Although I tried my best to hide it, there were times I just felt sad, and often, quite stressed. It was a fast-paced environment where everyone had worked together for some time and I struggled at first to learn the skills needed, the lingo used and do a good job while trying to also deal with some difficult issues on the home front -- a disabled husband, an income far less than what we were used to and lots of responsibilities away from work.

One day, the president of the company, a smart, savvy businesswoman who I much admired, came flying by my desk at her usual breakneck speed. After shooting me a quick smile as she passed by, she abruptly turned around and came back to my desk. Looking me square in the eyes, she asked, "What's wrong? You look so stressed."

I blurted out, "Nothing. I just really miss my kids."

Immediately, I felt embarrassed because it wasn't like I was the first mom that missed her kids. I figured she would think I was kind of wimpy and very unprofessional given that she had been dealing with all of this for years. Her face softened, and she said something about how hard it can be to get used to change and hoped that nothing at work was stressing me out. She encouraged me to let her know if something did. Although it didn't lessen the loss I was feeling, it made me realize she was empathetic and kind.
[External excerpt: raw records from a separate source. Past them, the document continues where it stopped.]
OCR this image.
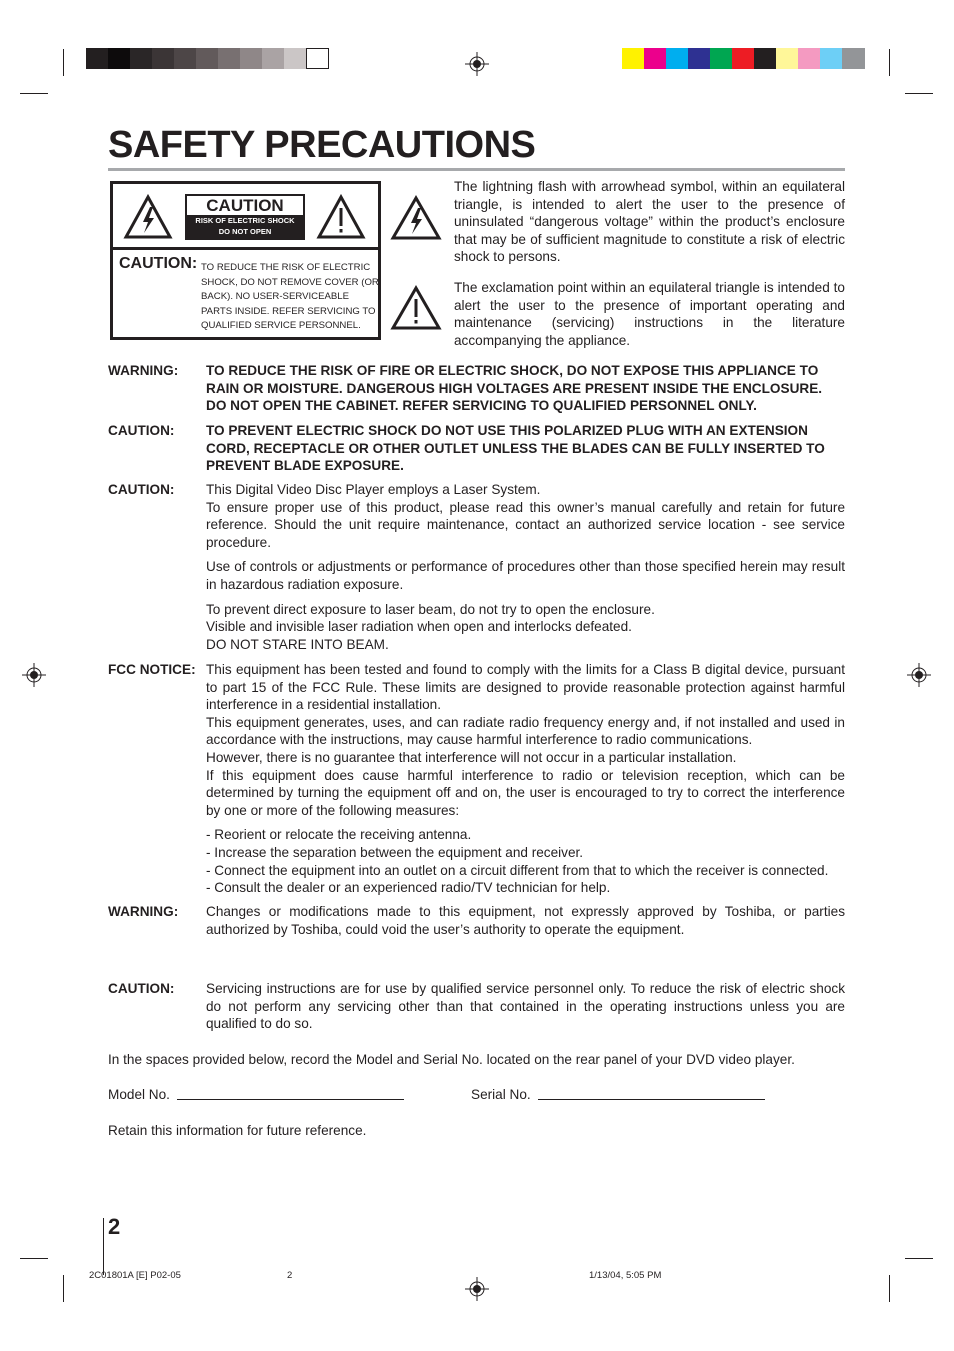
SAFETY PRECAUTIONS
CAUTION
RISK OF ELECTRIC SHOCK
DO NOT OPEN
CAUTION: TO REDUCE THE RISK OF ELECTRIC SHOCK, DO NOT REMOVE COVER (OR BACK). NO USER-SERVICEABLE PARTS INSIDE. REFER SERVICING TO QUALIFIED SERVICE PERSONNEL.
The lightning flash with arrowhead symbol, within an equilateral triangle, is intended to alert the user to the presence of uninsulated “dangerous voltage” within the product’s enclosure that may be of sufficient magnitude to constitute a risk of electric shock to persons.
The exclamation point within an equilateral triangle is intended to alert the user to the presence of important operating and maintenance (servicing) instructions in the literature accompanying the appliance.
WARNING: TO REDUCE THE RISK OF FIRE OR ELECTRIC SHOCK, DO NOT EXPOSE THIS APPLIANCE TO RAIN OR MOISTURE. DANGEROUS HIGH VOLTAGES ARE PRESENT INSIDE THE ENCLOSURE. DO NOT OPEN THE CABINET. REFER SERVICING TO QUALIFIED PERSONNEL ONLY.
CAUTION: TO PREVENT ELECTRIC SHOCK DO NOT USE THIS POLARIZED PLUG WITH AN EXTENSION CORD, RECEPTACLE OR OTHER OUTLET UNLESS THE BLADES CAN BE FULLY INSERTED TO PREVENT BLADE EXPOSURE.
CAUTION: This Digital Video Disc Player employs a Laser System.

To ensure proper use of this product, please read this owner’s manual carefully and retain for future reference. Should the unit require maintenance, contact an authorized service location - see service procedure.

Use of controls or adjustments or performance of procedures other than those specified herein may result in hazardous radiation exposure.

To prevent direct exposure to laser beam, do not try to open the enclosure.

Visible and invisible laser radiation when open and interlocks defeated.

DO NOT STARE INTO BEAM.

FCC NOTICE: This equipment has been tested and found to comply with the limits for a Class B digital device, pursuant to part 15 of the FCC Rule. These limits are designed to provide reasonable protection against harmful interference in a residential installation.

This equipment generates, uses, and can radiate radio frequency energy and, if not installed and used in accordance with the instructions, may cause harmful interference to radio communications.

However, there is no guarantee that interference will not occur in a particular installation.

If this equipment does cause harmful interference to radio or television reception, which can be determined by turning the equipment off and on, the user is encouraged to try to correct the interference by one or more of the following measures:

- Reorient or relocate the receiving antenna.

- Increase the separation between the equipment and receiver.

- Connect the equipment into an outlet on a circuit different from that to which the receiver is connected.

- Consult the dealer or an experienced radio/TV technician for help.

WARNING: Changes or modifications made to this equipment, not expressly approved by Toshiba, or parties authorized by Toshiba, could void the user’s authority to operate the equipment.
CAUTION: Servicing instructions are for use by qualified service personnel only. To reduce the risk of electric shock do not perform any servicing other than that contained in the operating instructions unless you are qualified to do so.
In the spaces provided below, record the Model and Serial No. located on the rear panel of your DVD video player.
Model No.	Serial No.
Retain this information for future reference.
2
2C01801A [E] P02-05	2	1/13/04, 5:05 PM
That alone was a big deal, and it was one of the first things about this woman that made me admire her management style.

She would often ask me to do fairly mundane tasks that were necessary and important in some way to a project, proposal or goal. However, she did not just ask me to do the task; she relayed how this piece fit into the overall project. She took the time to explain the specific language or acronyms, to tell what a project was about, or what a report or proposal would be used for. I understood my own contributions as a result and the projects became even more important to me because I felt essential to its overall success. These were valuable lessons and ones I would emulate down the road in working with others.

It wasn't just work-related either. At one point, a woman in our office began receiving flowers and other gifts on a regular basis from someone she was dating. We all got a kick out of the deliveries, some of which were more unusual than others. My boss was now CEO of the company and busier than ever. She came in one morning with flowers for everyone; a different variety for each person. She said that we shouldn't have to wait for someone to send them to us and wanted us all to have beautiful flowers on our desk. It was unexpected gesture that was appreciated very much. She did similar things on various occasions and it was always something special geared specifically to who each person was.
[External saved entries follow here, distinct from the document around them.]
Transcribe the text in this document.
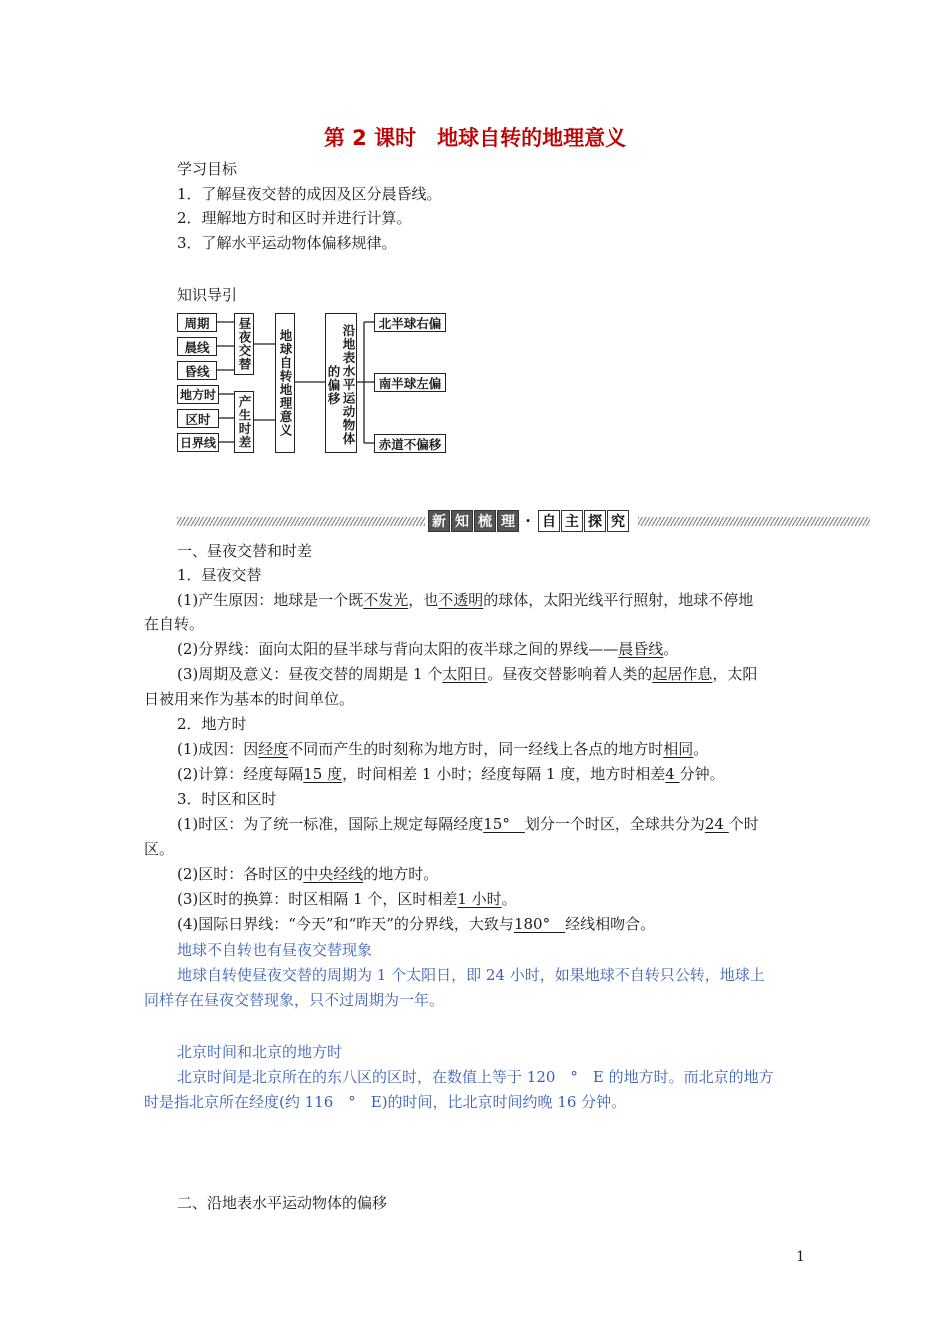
第 2 课时　地球自转的地理意义
学习目标
1．了解昼夜交替的成因及区分晨昏线。
2．理解地方时和区时并进行计算。
3．了解水平运动物体偏移规律。
知识导引
周期
晨线
昏线
地方时
区时
日界线
昼夜交替
产生时差 地球自转地理意义	沿地表水平运动物体的偏移
北半球右偏
南半球左偏
赤道不偏移
新 知 梳 理 · 自 主 探 究
一、昼夜交替和时差
1．昼夜交替
(1)产生原因：地球是一个既不发光，也不透明的球体，太阳光线平行照射，地球不停地
在自转。
(2)分界线：面向太阳的昼半球与背向太阳的夜半球之间的界线——晨昏线。
(3)周期及意义：昼夜交替的周期是 1 个太阳日。昼夜交替影响着人类的起居作息，太阳
日被用来作为基本的时间单位。
2．地方时
(1)成因：因经度不同而产生的时刻称为地方时，同一经线上各点的地方时相同。
(2)计算：经度每隔15 度，时间相差 1 小时；经度每隔 1 度，地方时相差4 分钟。
3．时区和区时
(1)时区：为了统一标准，国际上规定每隔经度15°　划分一个时区，全球共分为24 个时
区。
(2)区时：各时区的中央经线的地方时。
(3)区时的换算：时区相隔 1 个，区时相差1 小时。
(4)国际日界线：“今天”和“昨天”的分界线，大致与180°　经线相吻合。
地球不自转也有昼夜交替现象
地球自转使昼夜交替的周期为 1 个太阳日，即 24 小时，如果地球不自转只公转，地球上
同样存在昼夜交替现象，只不过周期为一年。
北京时间和北京的地方时
北京时间是北京所在的东八区的区时，在数值上等于 120　°　E 的地方时。而北京的地方
时是指北京所在经度(约 116　°　E)的时间，比北京时间约晚 16 分钟。
二、沿地表水平运动物体的偏移
1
She noticed what was going on with others in the workplace. She cared. She could be quite brusque at times, driven and hard-working to workaholic status more often than not, but she also was warm, had a fantastic sense of humor and seldom forgot something important in our lives. When continued ill health finally forced her leave from our company, her presence was greatly missed, but far from forgotten. These many years and jobs later, I still haven't forgotten -- and what I remember most is a busy woman with so many responsibilities, taking the time to explain to a novice employee how important her own role was and the effect that had on me then and still does.